GUN OWNERS should declare police cautions when applying for licences, a watchdog said yesterday, in the wake of a case where a taxi driver with a history of violence killed three women with a legally-owned weapon.
Michael Atherton, 42, killed his partner Susan McGoldrick, 47, her sister Alison Turnbull, 44, and Alison’s daughter Tanya, 24, following a row at his home in Durham on New Year’s Day last year, then shot himself in the head.
He had six legally-owned guns despite having a history of drunken domestic violence and threatening to “blow his head off” in 2008.
Police had been called out to his address four times to claims of domestic violence, and on one occasion he had received a caution. However he was not obliged to declare this on his gun licence application.

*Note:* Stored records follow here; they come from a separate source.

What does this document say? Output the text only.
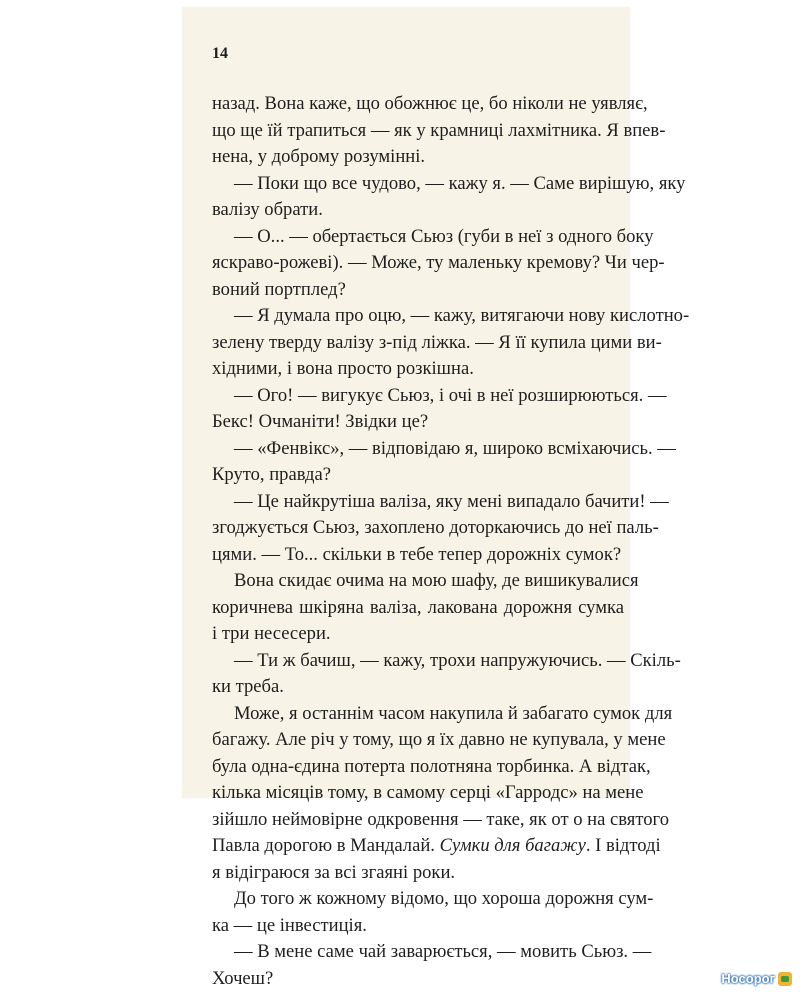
14
назад. Вона каже, що обожнює це, бо ніколи не уявляє,
що ще їй трапиться — як у крамниці лахмітника. Я впев-
нена, у доброму розумінні.
— Поки що все чудово, — кажу я. — Саме вирішую, яку
валізу обрати.
— О... — обертається Сьюз (губи в неї з одного боку
яскраво-рожеві). — Може, ту маленьку кремову? Чи чер-
воний портплед?
— Я думала про оцю, — кажу, витягаючи нову кислотно-
зелену тверду валізу з-під ліжка. — Я її купила цими ви-
хідними, і вона просто розкішна.
— Ого! — вигукує Сьюз, і очі в неї розширюються. —
Бекс! Очманіти! Звідки це?
— «Фенвікс», — відповідаю я, широко всміхаючись. —
Круто, правда?
— Це найкрутіша валіза, яку мені випадало бачити! —
згоджується Сьюз, захоплено доторкаючись до неї паль-
цями. — То... скільки в тебе тепер дорожніх сумок?
Вона скидає очима на мою шафу, де вишикувалися
коричнева шкіряна валіза, лакована дорожня сумка
і три несесери.
— Ти ж бачиш, — кажу, трохи напружуючись. — Скіль-
ки треба.
Може, я останнім часом накупила й забагато сумок для
багажу. Але річ у тому, що я їх давно не купувала, у мене
була одна-єдина потерта полотняна торбинка. А відтак,
кілька місяців тому, в самому серці «Гарродс» на мене
зійшло неймовірне одкровення — таке, як от о на святого
Павла дорогою в Мандалай. Сумки для багажу. І відтоді
я відіграюся за всі згаяні роки.
До того ж кожному відомо, що хороша дорожня сум-
ка — це інвестиція.
— В мене саме чай заварюється, — мовить Сьюз. —
Хочеш?	Носорог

Yesterday police watchdog the Independent Police Complaints Commission (IPCC) said that anyone with a caution should be made to declare it. In a number of national recommendations made in the wake of the Atherton case, the IPCC said: “The Home Office should consider that applicants be required, as part of the application procedure, to disclose all cautions, bind-overs and fixed penalty notices.”

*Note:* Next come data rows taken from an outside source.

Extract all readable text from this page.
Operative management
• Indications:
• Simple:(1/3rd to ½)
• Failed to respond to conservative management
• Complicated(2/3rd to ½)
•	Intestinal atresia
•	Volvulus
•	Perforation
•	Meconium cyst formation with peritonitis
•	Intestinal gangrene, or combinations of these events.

The watchdog highlighted the lack of guidance around domestic violence cases, and said that there is no advice saying partners and relatives should be consulted over gun licences.
It said: “The Home Office, Association of Chief Police Officers (ACPO) and the College of Policing should devise clear guidance and tighter restrictions around applications for firearms or shotgun certificates where there have been previous allegations of domestic violence or incidents which have not resulted in convictions.
“Checks with police Domestic Violence Units should be a mandatory requirement for all new applications.”